Wollpullover und -socken sind besonders in der kalten Jahreszeit beliebt. Sie sind kuschelig und halten den Körper warm. Doch was viele nicht wissen: Ein großer Teil der Schafe, die für unseren Woll-Konsum gezüchtet und gehalten werden, wird brutal verstümmelt. Mulesing nennt sich die grausame Praxis, benannt nach ihrem „Erfinder“, dem australischen Schafzüchter John Mules.
Das Problem, das Mules lösen wollte, liegt buchstäblich am Hintern der Schafe: Besonders Merinoschafe haben – durch ihre Zucht bedingt – eine wollige und faltige Afterregion. Kotreste und Urin machen diese Partien unwiderstehlich für Schmeißfliegen. Die Insekten legen ihre Eier auf den wolligen Hautfalten ab, in die sich später die Larven hineinfressen.
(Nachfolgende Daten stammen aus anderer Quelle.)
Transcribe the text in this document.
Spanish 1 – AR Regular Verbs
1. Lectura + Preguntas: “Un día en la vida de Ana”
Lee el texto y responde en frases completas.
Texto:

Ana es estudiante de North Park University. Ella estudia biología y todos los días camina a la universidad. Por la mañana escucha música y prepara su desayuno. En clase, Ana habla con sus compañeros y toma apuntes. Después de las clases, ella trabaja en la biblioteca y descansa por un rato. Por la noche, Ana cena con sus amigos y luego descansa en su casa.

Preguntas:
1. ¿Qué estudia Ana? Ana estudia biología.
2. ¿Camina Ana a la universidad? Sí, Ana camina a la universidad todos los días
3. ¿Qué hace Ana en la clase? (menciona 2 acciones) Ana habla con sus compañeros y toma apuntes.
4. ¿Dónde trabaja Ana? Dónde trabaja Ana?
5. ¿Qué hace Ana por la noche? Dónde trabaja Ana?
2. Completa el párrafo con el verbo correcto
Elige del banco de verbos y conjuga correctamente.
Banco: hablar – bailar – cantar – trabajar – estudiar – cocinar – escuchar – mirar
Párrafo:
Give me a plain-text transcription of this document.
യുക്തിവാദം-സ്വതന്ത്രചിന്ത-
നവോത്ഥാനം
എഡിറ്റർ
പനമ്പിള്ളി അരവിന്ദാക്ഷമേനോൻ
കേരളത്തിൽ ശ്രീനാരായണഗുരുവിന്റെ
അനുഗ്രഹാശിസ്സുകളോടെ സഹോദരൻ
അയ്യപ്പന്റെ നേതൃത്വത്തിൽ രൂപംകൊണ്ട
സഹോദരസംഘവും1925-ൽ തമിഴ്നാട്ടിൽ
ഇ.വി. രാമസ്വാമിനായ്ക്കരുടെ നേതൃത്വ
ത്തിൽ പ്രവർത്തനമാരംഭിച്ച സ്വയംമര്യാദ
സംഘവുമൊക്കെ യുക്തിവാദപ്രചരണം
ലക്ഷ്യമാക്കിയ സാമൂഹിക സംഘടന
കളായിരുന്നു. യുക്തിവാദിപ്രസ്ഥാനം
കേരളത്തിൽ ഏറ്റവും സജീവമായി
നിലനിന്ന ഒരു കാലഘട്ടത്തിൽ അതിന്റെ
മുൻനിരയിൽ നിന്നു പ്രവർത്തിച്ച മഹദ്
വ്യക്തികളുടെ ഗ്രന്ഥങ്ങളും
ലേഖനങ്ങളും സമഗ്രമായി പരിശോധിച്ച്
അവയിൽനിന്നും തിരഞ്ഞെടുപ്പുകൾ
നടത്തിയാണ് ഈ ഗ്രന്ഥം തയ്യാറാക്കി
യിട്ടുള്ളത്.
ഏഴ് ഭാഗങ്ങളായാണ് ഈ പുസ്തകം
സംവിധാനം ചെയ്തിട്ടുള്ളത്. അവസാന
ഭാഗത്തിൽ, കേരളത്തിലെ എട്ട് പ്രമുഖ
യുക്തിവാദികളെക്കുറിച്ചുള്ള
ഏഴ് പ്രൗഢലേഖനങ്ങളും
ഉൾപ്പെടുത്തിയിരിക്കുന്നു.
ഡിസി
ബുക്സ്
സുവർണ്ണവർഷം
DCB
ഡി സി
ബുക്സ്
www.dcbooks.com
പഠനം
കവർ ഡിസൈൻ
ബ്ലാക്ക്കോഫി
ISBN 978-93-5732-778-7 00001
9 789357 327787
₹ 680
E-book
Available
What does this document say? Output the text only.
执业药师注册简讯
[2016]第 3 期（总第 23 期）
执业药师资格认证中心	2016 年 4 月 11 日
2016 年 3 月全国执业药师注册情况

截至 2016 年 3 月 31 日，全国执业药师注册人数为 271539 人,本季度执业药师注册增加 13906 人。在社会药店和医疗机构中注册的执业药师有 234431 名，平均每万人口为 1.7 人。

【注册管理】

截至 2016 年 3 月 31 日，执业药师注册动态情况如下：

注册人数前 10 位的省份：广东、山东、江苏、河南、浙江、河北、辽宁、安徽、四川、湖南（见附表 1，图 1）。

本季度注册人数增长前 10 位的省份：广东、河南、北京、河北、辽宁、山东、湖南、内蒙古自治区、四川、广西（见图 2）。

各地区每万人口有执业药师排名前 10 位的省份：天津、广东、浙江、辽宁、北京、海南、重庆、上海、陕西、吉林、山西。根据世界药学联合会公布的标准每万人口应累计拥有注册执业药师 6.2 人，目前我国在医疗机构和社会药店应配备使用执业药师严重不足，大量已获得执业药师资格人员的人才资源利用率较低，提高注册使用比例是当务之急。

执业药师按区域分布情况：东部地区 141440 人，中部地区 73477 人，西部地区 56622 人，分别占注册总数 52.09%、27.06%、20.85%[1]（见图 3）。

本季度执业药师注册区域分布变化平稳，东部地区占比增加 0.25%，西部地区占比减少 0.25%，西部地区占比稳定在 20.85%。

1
Bei einem starken Befall können Schafe an späteren Infektionen sogar sterben.
Mules begann also, bei jungen Schafen die kritischen Hautpartien rund um den Schwanz und unterhalb des Schwanzes einfach abzuschneiden. Ohne jede Betäubung.
Das Verfahren erwies sich als effektiv und verbreitete sich schnell. Und es wird bis heute angewendet – mit dem Hinweis, man erspare den Tieren den Befall durch die lästigen Fliegenlarven oder Schlimmeres. Oft wird zusätzlich auch noch ein Teil des Schwanzes kupiert. Rund 70 Prozent aller jungen Merino-Wollschafe in Australien, dem größten Wollproduzenten der Welt, müssen heute noch diese Prozedur über sich ergehen lassen.
Mulesing ist Tierquälerei
Wissenschaftliche Untersuchungen zeigten, dass der Eingriff für die Tiere sehr belastend ist. Noch zwei Tage danach weisen die Tiere einen erhöhten Wert des Stresshormons Cortisol auf und sind noch bis zu vier Tage danach extrem schreckhaft und spielen nicht.
Doch was ist die Alternative? Forscher experimentieren mit Fliegenfallen und arbeiten an einem Impfstoff gegen die Schmeißfliegen-Larven. Erfolgversprechender scheint allerdings die Zucht von Schafen zu sein, die für Schmeißfliegen unattraktiv riechen und die wenig Wolle und Hautfalten am Hintern haben.
Dass es auch ohne Tierquälerei geht, zeigt das Beispiel Neuseeland, ebenfalls ein großer Player auf dem globalen Woll-Markt. Hier ist Mulesing seit dem Jahr 2018 verboten.
Für die Züchter ist das kein Nachteil. Denn immer mehr Konsumenten achten darauf, dass für ihren Kleidungskonsum keine Tiere gequält werden. Und für Wolle, die garantiert Mulesing-frei ist, werden auf dem Markt höhere Preise erzielt.
Was Sie tun können
- Beim Kauf von Woll-Produkten sollten Sie auf entsprechende Labels achten, z.B. Responsible Wool Standard (RWS), ZQ Merino, NATIVA oder New Merino.
- Wenn Sie unsicher sind, fragen Sie beim Hersteller nach. Das hat nebenbei noch den Effekt, dass Hersteller für Fragen des Tierschutzes sensibler werden. Die australische Tierschutzorganisation Four Paws listet auf ihrer Homepage internationale Hersteller, die sich heute schon gegen das Mulesing engagieren. Das Problem ist oft die Intransparenz in den Lieferketten. Die deutsche Partnerorganisation Vier Pfoten hat kürzlich in einem Ranking festgestellt, dass nur vier von 28 Herstellern von Strickwolle Mulesing mit einiger Sicherheit ausschließen können.
- Muss es wirklich Wolle sein? Auch wenn Wolle Mulesing-frei ist, wurde das Produkt von einem Tier gewonnen, das nur wegen seiner Wolle und seines Fleischs produziert wurde. Es gibt kuschelige Alternativen, etwa aus Bio-Baumwolle, Modal, Hanf oder Polyestervlies.